Quand les statuts ne disent rien, la jurisprudence exige un délai "raisonnable" permettant à chaque membre de s'organiser pour participer. En pratique, un préavis inférieur à 7 jours pour une association courante est souvent jugé insuffisant.

Les associations reconnues d'utilité publique, les fédérations sportives agréées ou les associations soumises à un cadre sectoriel spécifique (chasse, pêche, professions réglementées) obéissent à des règles propres fixées par décret, parfois plus contraignantes.

Modèle de convocation à une assemblée générale ordinaire

Modèle de convocation (SARL)

[Raison sociale]
[Forme juridique] au capital de [montant] €
Siège social : [adresse complète]
RCS [ville] [numéro SIREN]

CONVOCATION A L'ASSEMBLEE GENERALE ORDINAIRE ANNUELLE

Madame, Monsieur,

Nous avons l'honneur de vous informer que vous êtes convoqué(e) à l'assemblée générale ordinaire annuelle de la société [Raison sociale], qui se tiendra le :

[Jour] [date] à [heure]
Lieu : [adresse complète du lieu de réunion]

Ordre du jour :

  • Approbation des comptes de l'exercice clos le [date], rapport de gestion du gérant
  • Affectation du résultat de l'exercice
  • Approbation des conventions réglementées (le cas échéant)
  • Fixation de la rémunération du gérant pour l'exercice en cours
  • Pouvoirs pour l'accomplissement des formalités légales

Conformément aux dispositions légales, les documents relatifs à cette assemblée sont tenus à votre disposition au siège social à compter de ce jour.

Fait à [ville], le [date d'envoi]

[Prénom Nom], gérant

Conséquences d'une convocation irrégulière

Une assemblée mal convoquée n'est pas automatiquement nulle. Les tribunaux appliquent une règle pratique : si tous les associés ou actionnaires étaient présents ou représentés, la nullité ne peut pas être invoquée, même si les formes n'ont pas été respectées. C'est le principe de la régularisation par la présence unanime.

En revanche, dès qu'un seul associé est absent et n'a pas renoncé à la convocation régulière, il peut demander l'annulation des délibérations devant le tribunal. Le délai pour agir est de trois ans à compter de la date de l'assemblée pour les sociétés, et peut varier pour les associations selon la nature du préjudice invoqué.

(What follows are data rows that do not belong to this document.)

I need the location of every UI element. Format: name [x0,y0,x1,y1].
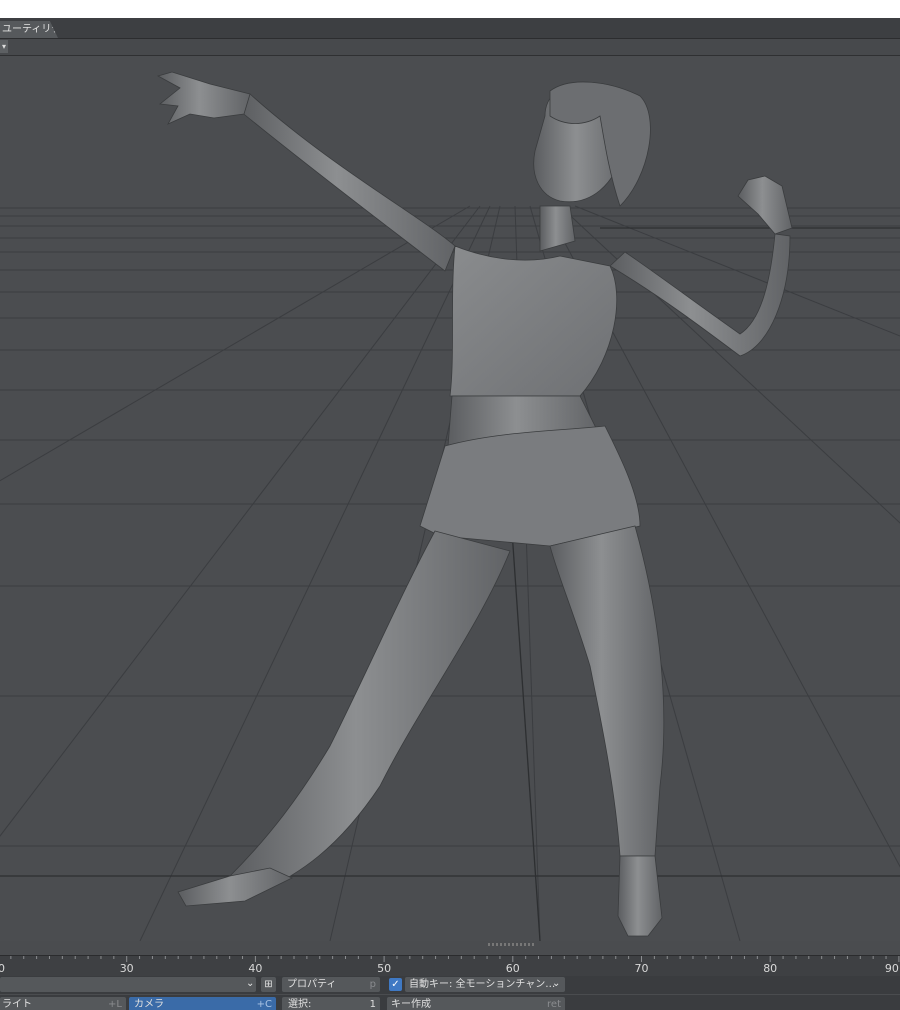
item-dropdown-chevron-icon[interactable]: ⌄ [246,978,254,989]
timeline-tick-label: 30 [120,962,134,975]
create-key-hotkey: ret [547,999,561,1010]
selected-count: 1 [369,999,376,1010]
tab-bar: ユーティリティ [0,18,900,39]
calculator-icon[interactable]: ⊞ [261,977,276,992]
auto-key-dropdown[interactable]: 自動キー: 全モーションチャン… [405,977,565,992]
control-row-1: ⌄ ⊞ プロパティ p ✓ 自動キー: 全モーションチャン… ⌄ [0,976,900,994]
timeline-ruler[interactable]: 20 30 40 50 60 70 80 90 [0,955,900,976]
auto-key-chevron-icon[interactable]: ⌄ [552,978,560,989]
light-button[interactable]: ライト +L [0,997,126,1010]
light-hotkey: +L [108,999,122,1010]
timeline-tick-label: 80 [763,962,777,975]
viewport-scene [0,71,900,941]
timeline-ticks: 20 30 40 50 60 70 80 90 [0,956,900,975]
control-row-2: ライト +L カメラ +C 選択: 1 キー作成 ret [0,995,900,1010]
auto-key-checkbox[interactable]: ✓ [389,978,402,991]
create-key-label: キー作成 [391,999,431,1010]
layout-app-window: ユーティリティ ▾ 0 30 40 50 60 70 80 90 ⌄ ⊞ プロパ… [0,18,900,1010]
camera-hotkey: +C [256,999,272,1010]
selected-count-field: 選択: 1 [282,997,380,1010]
light-label: ライト [2,999,32,1010]
grid-axis-z [511,530,541,941]
viewport-menu-button[interactable]: ▾ [0,40,8,53]
properties-hotkey: p [369,979,376,990]
item-dropdown[interactable] [0,977,256,992]
properties-label: プロパティ [287,979,337,990]
create-key-button[interactable]: キー作成 ret [387,997,565,1010]
timeline-tick-label: 90 [885,962,899,975]
tab-utilities[interactable]: ユーティリティ [0,21,58,38]
timeline-tick-label: 20 [0,962,5,975]
panel-resize-handle[interactable] [488,943,536,946]
3d-viewport[interactable] [0,56,900,941]
viewport-header: ▾ [0,39,900,56]
timeline-tick-label: 70 [635,962,649,975]
selected-label: 選択: [288,999,312,1010]
timeline-tick-label: 50 [377,962,391,975]
camera-button[interactable]: カメラ +C [129,997,276,1010]
auto-key-label: 自動キー: 全モーションチャン… [409,979,556,990]
timeline-tick-label: 40 [248,962,262,975]
timeline-tick-label: 60 [506,962,520,975]
camera-label: カメラ [134,999,164,1010]
properties-button[interactable]: プロパティ p [282,977,380,992]
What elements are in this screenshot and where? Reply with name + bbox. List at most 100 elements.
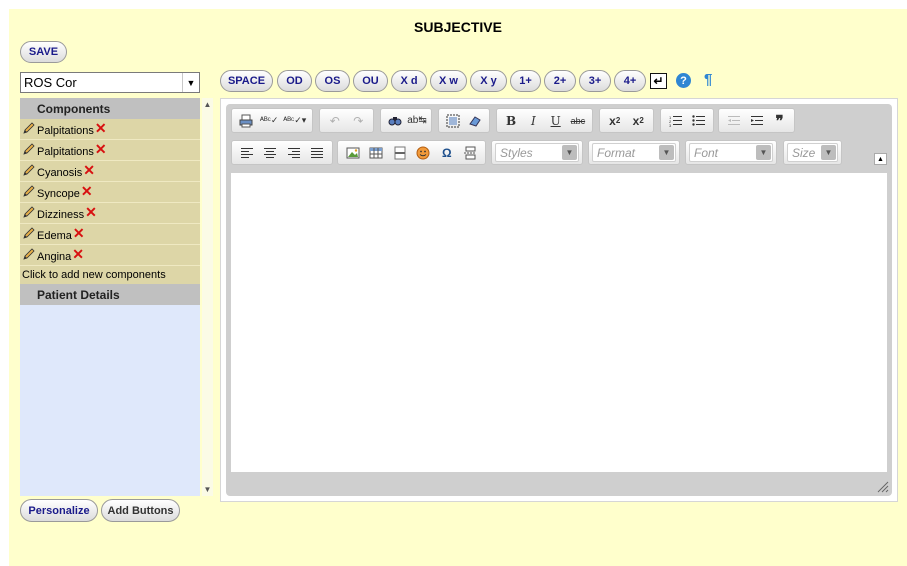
bulleted-list-icon[interactable] [687, 110, 710, 131]
quick-button-1plus[interactable]: 1+ [510, 70, 541, 92]
quick-button-4plus[interactable]: 4+ [614, 70, 646, 92]
align-left-icon[interactable] [235, 142, 259, 163]
pencil-icon[interactable] [22, 247, 36, 261]
numbered-list-icon[interactable]: 123 [664, 110, 687, 131]
component-label[interactable]: Angina [37, 251, 71, 263]
horizontal-rule-icon[interactable] [388, 142, 412, 163]
format-combo[interactable]: Format ▼ [588, 140, 680, 165]
section-select-value: ROS Cor [24, 75, 77, 90]
undo-icon[interactable]: ↶ [323, 110, 347, 131]
component-label[interactable]: Syncope [37, 188, 80, 200]
chevron-down-icon[interactable]: ▼ [756, 145, 771, 160]
component-item[interactable]: Edema ✕ [20, 224, 200, 245]
quick-button-2plus[interactable]: 2+ [544, 70, 576, 92]
quick-button-os[interactable]: OS [315, 70, 350, 92]
decrease-indent-icon[interactable] [722, 110, 745, 131]
chevron-down-icon[interactable]: ▼ [659, 145, 674, 160]
pencil-icon[interactable] [22, 142, 36, 156]
quick-button-xd[interactable]: X d [391, 70, 427, 92]
scroll-down-icon[interactable]: ▼ [202, 485, 213, 494]
align-center-icon[interactable] [259, 142, 283, 163]
add-buttons-button[interactable]: Add Buttons [101, 499, 180, 522]
save-button[interactable]: SAVE [20, 41, 67, 63]
resize-grip-icon[interactable] [877, 481, 889, 493]
toolbar-group-find: ab↹ [380, 108, 432, 133]
size-combo[interactable]: Size ▼ [783, 140, 842, 165]
components-header[interactable]: Components [20, 98, 200, 119]
align-right-icon[interactable] [282, 142, 306, 163]
component-item[interactable]: Angina ✕ [20, 245, 200, 266]
font-combo[interactable]: Font ▼ [685, 140, 777, 165]
spellcheck-as-you-type-icon[interactable]: ᴬᴮᶜ✓▾ [281, 110, 309, 131]
chevron-down-icon[interactable]: ▼ [562, 145, 577, 160]
component-item[interactable]: Palpitations ✕ [20, 119, 200, 140]
special-char-icon[interactable]: Ω [435, 142, 459, 163]
remove-format-icon[interactable] [464, 110, 486, 131]
collapse-toolbar-icon[interactable]: ▲ [874, 153, 887, 165]
find-icon[interactable] [384, 110, 406, 131]
scroll-up-icon[interactable]: ▲ [202, 100, 213, 109]
toolbar-group-lists: 123 [660, 108, 714, 133]
strikethrough-icon[interactable]: abc [567, 110, 589, 131]
superscript-icon[interactable]: x2 [627, 110, 651, 131]
component-item[interactable]: Palpitations ✕ [20, 140, 200, 161]
personalize-button[interactable]: Personalize [20, 499, 98, 522]
component-label[interactable]: Palpitations [37, 125, 94, 137]
delete-icon[interactable]: ✕ [83, 163, 95, 177]
pencil-icon[interactable] [22, 121, 36, 135]
select-all-icon[interactable] [442, 110, 464, 131]
increase-indent-icon[interactable] [745, 110, 768, 131]
bold-icon[interactable]: B [500, 110, 522, 131]
image-icon[interactable] [341, 142, 365, 163]
quick-button-ou[interactable]: OU [353, 70, 388, 92]
table-icon[interactable] [365, 142, 389, 163]
component-item[interactable]: Cyanosis ✕ [20, 161, 200, 182]
italic-icon[interactable]: I [522, 110, 544, 131]
section-select[interactable]: ROS Cor ▼ [20, 72, 200, 93]
redo-icon[interactable]: ↷ [347, 110, 371, 131]
component-item[interactable]: Dizziness ✕ [20, 203, 200, 224]
component-label[interactable]: Edema [37, 230, 72, 242]
chevron-down-icon[interactable]: ▼ [821, 145, 836, 160]
blockquote-icon[interactable]: ❞ [768, 110, 791, 131]
subscript-icon[interactable]: x2 [603, 110, 627, 131]
delete-icon[interactable]: ✕ [72, 247, 84, 261]
editor-chrome: ᴬᴮᶜ✓ ᴬᴮᶜ✓▾ ↶ ↷ ab↹ B I U abc x 2 x 2 1 2… [226, 104, 892, 496]
component-label[interactable]: Dizziness [37, 209, 84, 221]
print-icon[interactable] [235, 110, 258, 131]
patient-details-header[interactable]: Patient Details [20, 284, 200, 305]
delete-icon[interactable]: ✕ [95, 142, 107, 156]
delete-icon[interactable]: ✕ [81, 184, 93, 198]
delete-icon[interactable]: ✕ [73, 226, 85, 240]
justify-icon[interactable] [306, 142, 330, 163]
editor-content-area[interactable] [231, 173, 887, 472]
enter-icon[interactable]: ↵ [650, 73, 667, 89]
delete-icon[interactable]: ✕ [95, 121, 107, 135]
spellcheck-icon[interactable]: ᴬᴮᶜ✓ [258, 110, 281, 131]
component-label[interactable]: Cyanosis [37, 167, 82, 179]
quick-button-3plus[interactable]: 3+ [579, 70, 611, 92]
left-column: Components Palpitations ✕ Palpitations ✕… [20, 98, 213, 496]
pencil-icon[interactable] [22, 163, 36, 177]
pencil-icon[interactable] [22, 184, 36, 198]
styles-combo[interactable]: Styles ▼ [491, 140, 583, 165]
pilcrow-icon[interactable]: ¶ [704, 71, 712, 88]
smiley-icon[interactable] [412, 142, 436, 163]
quick-button-xy[interactable]: X y [470, 70, 507, 92]
page-break-icon[interactable] [459, 142, 483, 163]
underline-icon[interactable]: U [545, 110, 567, 131]
help-icon[interactable]: ? [676, 73, 691, 88]
component-label[interactable]: Palpitations [37, 146, 94, 158]
pencil-icon[interactable] [22, 226, 36, 240]
replace-icon[interactable]: ab↹ [406, 110, 428, 131]
quick-button-xw[interactable]: X w [430, 70, 467, 92]
component-item[interactable]: Syncope ✕ [20, 182, 200, 203]
delete-icon[interactable]: ✕ [85, 205, 97, 219]
pencil-icon[interactable] [22, 205, 36, 219]
quick-button-od[interactable]: OD [277, 70, 312, 92]
left-scrollbar[interactable]: ▲ ▼ [202, 98, 213, 496]
quick-button-space[interactable]: SPACE [220, 70, 273, 92]
add-component-link[interactable]: Click to add new components [20, 266, 200, 284]
toolbar-group-print-spell: ᴬᴮᶜ✓ ᴬᴮᶜ✓▾ [231, 108, 313, 133]
chevron-down-icon[interactable]: ▼ [182, 73, 199, 92]
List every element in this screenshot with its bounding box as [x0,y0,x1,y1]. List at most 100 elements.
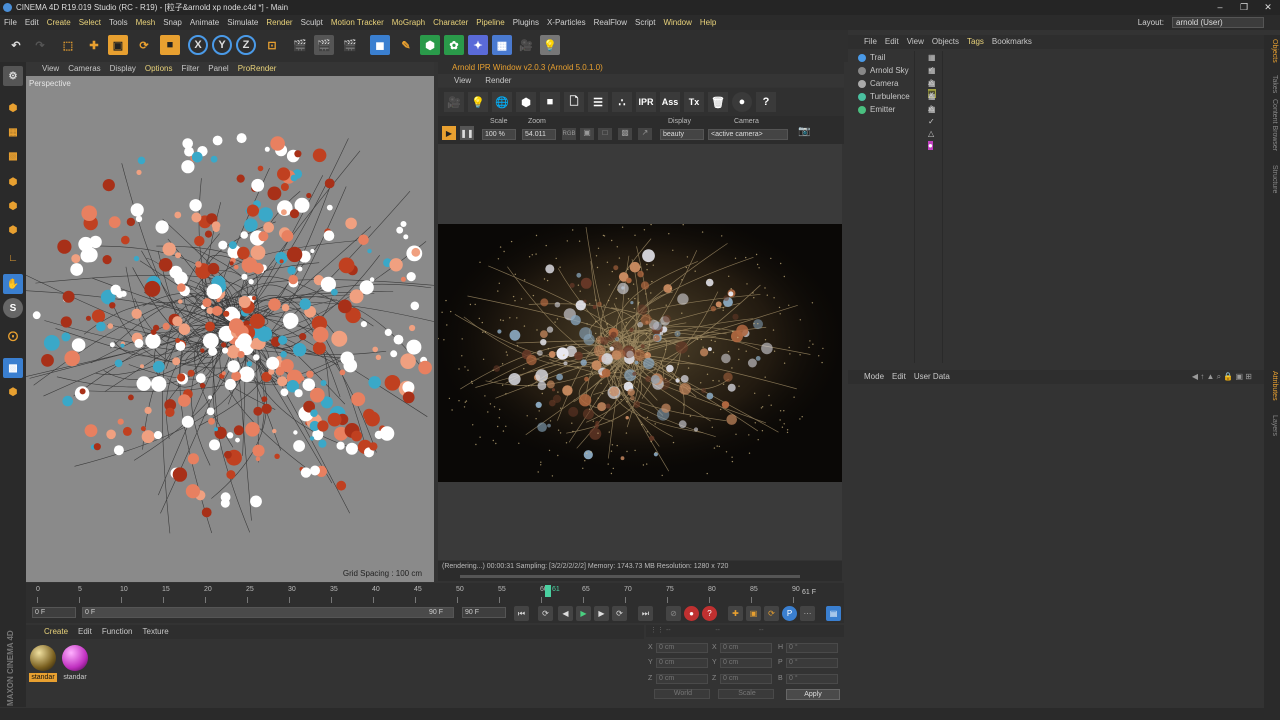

La prudence commande donc de respecter scrupuleusement les formes, même quand tous les associés semblent d'accord. Un conflit ultérieur peut toujours remettre en question des décisions prises dans la précipitation.

En pratique

La convocation à une assemblée générale suit des règles précises qui diffèrent selon la structure. En SARL, le délai de 15 jours est un impératif légal. En SA, les règles sont plus lourdes encore et supposent souvent une publication au BALO. En SAS, tout repose sur des statuts bien rédigés. En association, c'est la rédaction des statuts qui fait loi. Dans tous les cas, l'ordre du jour doit être complet : une décision prise sur un point non inscrit est nulle. Conserver les preuves d'envoi (AR postal, accusé de réception mail) est le réflexe minimal pour sécuriser chaque AG.

Sources : legifrance.gouv.fr (articles L223-27, R223-20, L227-9, R225-63 du code de commerce ; loi du 1er juillet 1901), associations.gouv.fr, service-public.fr.